The device is the first of its kind in the country, and is designed to make it easier to diagnose lung diseases, according to the company.
“Cipla has been steadfastly focused on addressing the world’s growing respiratory disease burden, and with this launch, we see ourselves steadily advancing to combat chronic respiratory ailments like COPD,” Umang Vohra, Cipla’s managing director and CEO, said in a press release.
“The Spirofy launch aims to help doctors across the country to improve lives of patients through accurate and affordable diagnosis,” Vohra said.
Testing lung function is critical for diagnosing and managing COPD and other lung diseases. Today, the gold standard test for assessing lung function is spirometry.
Spirometry basically involves blowing out air into a specialized device called a spirometer, which then measures the speed and amount of air a person is able to exhale. This allows clinicians to evaluate certain lung function parameters, such as forced expiratory volume or FEV — the amount of air exhaled in a given period of time — and forced vital capacity, or FVC, the total amount of air a person can exhale in one breath.
However, such traditional spirometers are relatively bulky in size, and according to Cipla, they can be difficult to operate and require regular maintenance — all of which have made it difficult to incorporate spirometry into routine medical practice, especially in certain parts of the world, like India, where resources may be scarce.

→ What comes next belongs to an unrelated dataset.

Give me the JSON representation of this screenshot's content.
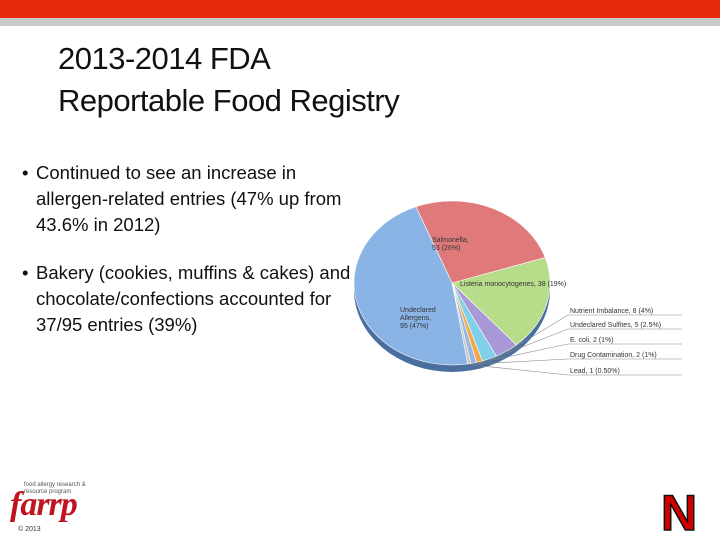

Cipla’s Spirofy system, developed over the course of five years of research, is a portable, wireless spirometer. According to the company, the device provides accurate spirometry measures and generates real-time reports that can either be printed on-site with a portable wireless thermal printer, or sent as a PDF file via phone.
This full wireless system has a battery backup that, in addition to giving clinicians greater flexibility, makes Spirofy well-suited for use in outdoor camps or remote areas with limited access to reliable electricity, the company said. The system also contains bacterial and viral filters, so it can be used on multiple patients with minimal risk of spreading infections.
“It aims to transform Obstructive Airway Disease (OAD) diagnosis in India,” the company said.